さて、10歳の子供に民主主義を教えるという非常に特異な条件下です。民主主義を簡単に、子供にもわかりやすく教えなければいけません。もちろん、専門用語を使っても理解できませんから、小学校4年生くらいの子に理解できるような言葉を用いることが必要です。設問にもありますが、子供でも分かりやすい=子供向けの言葉遣いではありません。子供が理解しやすい「学校」など具体例を持ち出して説明するようにしましょう。以下が解答例です。
~解答例~
民主主義の望ましい点とは、国家に属する国民皆の意見が反映される点である。例えば、学校のクラスの中で揉め事が起きたとする。その時、先生が勝手に解決することや、さらにクラスで威張っているような声が大きいような生徒の意見が通るようなことでは生徒の意見が活発的に交わされるようなクラスにはならない。それと同じように、国家においても国の上に立つような人物が国内すべての物事を勝手に決める事や、権力者が鶴の一声で国を左右するのでは真っ当な国にはならない。それに対して、民主主義とは国家の上に立つものが身勝手に色々と決める事なく、さらに権力を持った人に左右される事もないのだ。クラスに例えると、先生が勝手に解決する事も、声の大きな生徒の意見が通りやすい事もない。クラスの全員が、物事について議論を交わすことで解決に向かうのである。つまり、声の大小に関係なく人々が議論を尽くす事で国家を運営する事ができる、言い換えると少数の意見が蔑ろにされる事がないという点で望ましいと言える。(431字)
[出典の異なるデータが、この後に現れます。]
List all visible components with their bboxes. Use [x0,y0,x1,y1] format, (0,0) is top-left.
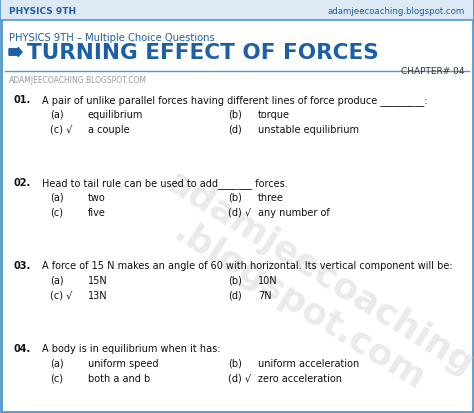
Text: (b): (b) [228,192,242,202]
Text: A body is in equilibrium when it has:: A body is in equilibrium when it has: [42,343,220,353]
Text: (a): (a) [50,192,64,202]
Text: uniform speed: uniform speed [88,358,158,368]
Text: 04.: 04. [14,343,31,353]
FancyArrow shape [9,48,22,57]
Text: zero acceleration: zero acceleration [258,373,342,383]
Text: uniform acceleration: uniform acceleration [258,358,359,368]
Text: 02.: 02. [14,178,31,188]
Text: a couple: a couple [88,125,129,135]
Text: (a): (a) [50,110,64,120]
Text: CHAPTER# 04: CHAPTER# 04 [401,67,465,76]
Text: PHYSICS 9TH – Multiple Choice Questions: PHYSICS 9TH – Multiple Choice Questions [9,33,215,43]
Text: Head to tail rule can be used to add_______ forces.: Head to tail rule can be used to add____… [42,178,288,188]
Bar [1,1,473,21]
Text: five: five [88,207,106,218]
Text: torque: torque [258,110,290,120]
Text: (c): (c) [50,373,63,383]
Text: 15N: 15N [88,275,108,285]
Text: A force of 15 N makes an angle of 60 with horizontal. Its vertical component wil: A force of 15 N makes an angle of 60 wit… [42,260,453,271]
Text: (d) √: (d) √ [228,207,251,218]
Text: ADAMJEECOACHING.BLOGSPOT.COM: ADAMJEECOACHING.BLOGSPOT.COM [9,76,147,85]
Text: three: three [258,192,284,202]
Text: 13N: 13N [88,290,108,300]
Text: (c): (c) [50,207,63,218]
Text: both a and b: both a and b [88,373,150,383]
Text: (c) √: (c) √ [50,290,73,300]
Text: (d) √: (d) √ [228,373,251,383]
Text: adamjeecoaching
.blogspot.com: adamjeecoaching .blogspot.com [140,164,474,413]
Text: 03.: 03. [14,260,31,271]
Text: adamjeecoaching.blogspot.com: adamjeecoaching.blogspot.com [328,7,465,15]
Text: unstable equilibrium: unstable equilibrium [258,125,359,135]
Text: A pair of unlike parallel forces having different lines of force produce _______: A pair of unlike parallel forces having … [42,95,428,106]
Text: (a): (a) [50,358,64,368]
Text: PHYSICS 9TH: PHYSICS 9TH [9,7,76,15]
Text: (a): (a) [50,275,64,285]
Text: (b): (b) [228,110,242,120]
Text: 10N: 10N [258,275,278,285]
Text: (d): (d) [228,125,242,135]
Text: TURNING EFFECT OF FORCES: TURNING EFFECT OF FORCES [27,43,379,63]
Text: (c) √: (c) √ [50,125,73,135]
Text: any number of: any number of [258,207,330,218]
Text: 01.: 01. [14,95,31,105]
Text: (d): (d) [228,290,242,300]
Text: two: two [88,192,106,202]
Text: (b): (b) [228,275,242,285]
Text: equilibrium: equilibrium [88,110,143,120]
Text: (b): (b) [228,358,242,368]
Text: 7N: 7N [258,290,272,300]
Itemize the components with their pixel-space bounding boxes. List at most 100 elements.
400字程度なので、+-1割(40字)程度に考えておいてください。少なすぎても多すぎても採点者に読む気を与えません。
以上は、FIT入試における小論文の回答の一例ですので、一言一句同じである必要はなく、自分が考える内容で構いません。ですが、回答にたどり着くまでの論理的な道筋は変わらないので是非参考にしてください。